Olohan reminded Kerkel he signed the probation order indicating he understood the conditions and failure to comply meant he would have to pay $6,000 in fines and serve 30 days in jail.
She said all she was hearing Kerkel tell the court was that he’s in compliance.
Olohan said no reasonable person or the court would find him to be in compliance at this time.
She explained to Kerkel, “The problem is, you still have 36 vehicles and there is still debris out there. All the state and court want is compliance. You contend you’re in compliance.”
Kerkel began talking about what the court said in 1989 when Olohan cut him off and said, “We’re not talking about 1989. We’re talking about the sentence in 2011.”
Kerkel claimed it was because he never received the slightest bit of assistance from Stein.
Olohan asked what Kerkel specifically asked Stein to help him with.
Iacovino stated when he and Stein visited him, Kerkel said he had a plan in place to sell vehicles and hire help to remove the debris.
Olohan noted when Kerkel requested an extension in August he did not note any request for assistance and the court granted an extension.
Olohan stated the town would not be able to help him sell vehicles.
Kerkel said he told Stein and Iacovino he needed labor crew and a truck crew but they ignored him.
Olohan said the court’s ultimate goal is for Kerkel to come into compliance and asked if the parties could come together to see that happen.
Iacovino said he doesn’t believe the town is in a position to offer assistance.
Reading from the order, Olohan said any costs associated with the town providing assistance would be passed along to Kerkel.
She asked Kerkel, “Is it your position the town would call to hire a crew and then charge you? Why could you not call and schedule a crew?”
Olohan stated the only options at her disposal are jail and $6,000 in fines or a short extension.
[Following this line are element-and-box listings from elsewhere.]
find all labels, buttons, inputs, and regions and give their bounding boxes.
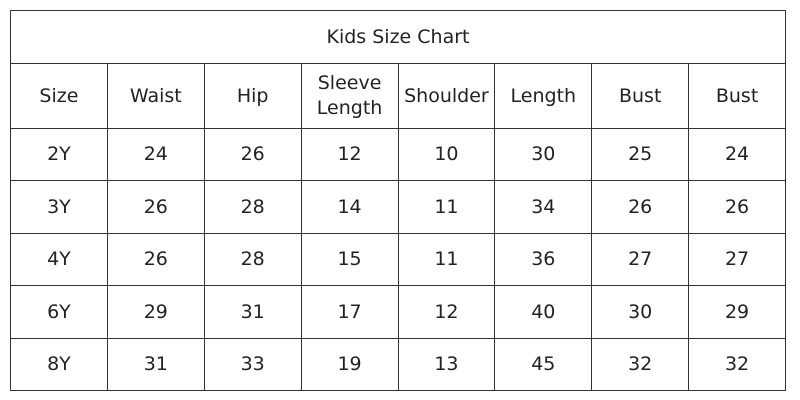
- measure-cell: 26: [203, 127, 302, 182]
- measure-cell: 26: [591, 180, 690, 234]
- measure-cell: 31: [106, 337, 205, 392]
- measure-cell: 26: [106, 180, 205, 234]
- measure-cell: 15: [300, 232, 399, 287]
- column-header: Length: [494, 63, 593, 129]
- measure-cell: 17: [300, 285, 399, 339]
- column-header: Bust: [591, 63, 690, 129]
- measure-cell: 32: [688, 337, 786, 392]
- measure-cell: 32: [591, 337, 690, 392]
- measure-cell: 30: [591, 285, 690, 339]
- table-row: 4Y 26 28 15 11 36 27 27: [10, 232, 786, 287]
- measure-cell: 26: [688, 180, 786, 234]
- measure-cell: 28: [203, 180, 302, 234]
- measure-cell: 25: [591, 127, 690, 182]
- table-body: 2Y 24 26 12 10 30 25 24 3Y 26 28 14 11 34 26 26 4Y 26 28 15…: [10, 127, 786, 392]
- measure-cell: 36: [494, 232, 593, 287]
- measure-cell: 45: [494, 337, 593, 392]
- column-header: Size: [10, 63, 108, 129]
- column-header: Shoulder: [397, 63, 496, 129]
- column-header: Waist: [106, 63, 205, 129]
- measure-cell: 28: [203, 232, 302, 287]
- measure-cell: 40: [494, 285, 593, 339]
- measure-cell: 12: [300, 127, 399, 182]
- table-row: 8Y 31 33 19 13 45 32 32: [10, 337, 786, 392]
- measure-cell: 30: [494, 127, 593, 182]
- title-row: Kids Size Chart: [10, 10, 786, 64]
- table-row: 6Y 29 31 17 12 40 30 29: [10, 285, 786, 339]
- measure-cell: 29: [688, 285, 786, 339]
- size-cell: 6Y: [10, 285, 108, 339]
- measure-cell: 29: [106, 285, 205, 339]
- measure-cell: 11: [397, 232, 496, 287]
- measure-cell: 26: [106, 232, 205, 287]
- measure-cell: 11: [397, 180, 496, 234]
- size-cell: 3Y: [10, 180, 108, 234]
- table-row: 2Y 24 26 12 10 30 25 24: [10, 127, 786, 182]
- column-header: Bust: [688, 63, 786, 129]
- header-row: Size Waist Hip Sleeve Length Shoulder Length B…: [10, 63, 786, 129]
- size-table: Kids Size Chart Size Waist Hip Sleeve Lengt…: [10, 10, 786, 392]
- measure-cell: 34: [494, 180, 593, 234]
- size-cell: 4Y: [10, 232, 108, 287]
- measure-cell: 27: [688, 232, 786, 287]
- measure-cell: 31: [203, 285, 302, 339]
- column-header: Sleeve Length: [300, 63, 399, 129]
- measure-cell: 27: [591, 232, 690, 287]
- measure-cell: 12: [397, 285, 496, 339]
- table-title: Kids Size Chart: [10, 10, 786, 64]
- measure-cell: 24: [106, 127, 205, 182]
- measure-cell: 33: [203, 337, 302, 392]
- size-cell: 2Y: [10, 127, 108, 182]
- measure-cell: 10: [397, 127, 496, 182]
- measure-cell: 19: [300, 337, 399, 392]
- measure-cell: 13: [397, 337, 496, 392]
- measure-cell: 24: [688, 127, 786, 182]
- column-header: Hip: [203, 63, 302, 129]
- measure-cell: 14: [300, 180, 399, 234]
- size-cell: 8Y: [10, 337, 108, 392]
- table-row: 3Y 26 28 14 11 34 26 26: [10, 180, 786, 234]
She asked Kerkel if it was his intent if she extended the deadline 30 days to come into compliance as the court reads the order.
Iacovino stated, “It is clear Mr. Kerkel has a very self-serving interpretation of the order and he has no intention of coming into compliance.”
Olohan stated, “I’m at a loss at this point. The order is abundantly clear to me … up to 22 vehicles, must be operable. You’re not in compliance with the number of vehicles and there is still debris on your property. You believe you are in compliance. The issue at hand is you are still not in compliance. It’s very difficult to believe you will come into compliance from everything you’ve said during this sentencing review hearing. What I’ve heard from you today is you are in compliance and we need to expand our horizons.
“I’m hesitant to give a 30-day extension. Will you get down to 22 cars?
“Are you going to bring your property into compliance if I give you a short extension?”
Kerkel stated, “Just to clarify – When I drive my car home from the grocery store, I cannot park it in my driveway?”
Olohan replied, “The court is not saying that. Are you going to avow to the court that you are going to bring this property into compliance?”
Kerkel replied, “Yes.”
Olohan stated, if, in approximately 30 days, Kerkel is not found to be in full compliance she would have no choice other than to sign his commitment order and impose the $6,000 fine.
Kerkel asked if his Express passenger bus counted as one of the 22 vehicles.
Olohan stated it would.
Kerkel said it would be very hard to screen and contrary to Stein’s report that said it appeared inoperable, “you can turn the key and it starts right up.”
Stein said the reason he said it appeared inoperable was because it had expired Colorado license plates and was filled with debris.
She set the deadline for Stein to inspect the property on Friday, Feb. 10 and set the compliance review hearing for 11 a.m. on Feb. 15.
Kerkel asked, “Not to beat a dead horse, but Marshal Stein saying the Express bus was partially screened by bushes, is that in compliance?”
Olohan deferred to Stein and Iacovino and stated, “Then again, it may be a vehicle you wish to house somewhere else.”
Stein responded it was “not completely screened from view.”
Olohan told Kerkel, “You can have your position and don’t have to agree with the court but you must come into compliance with the order.”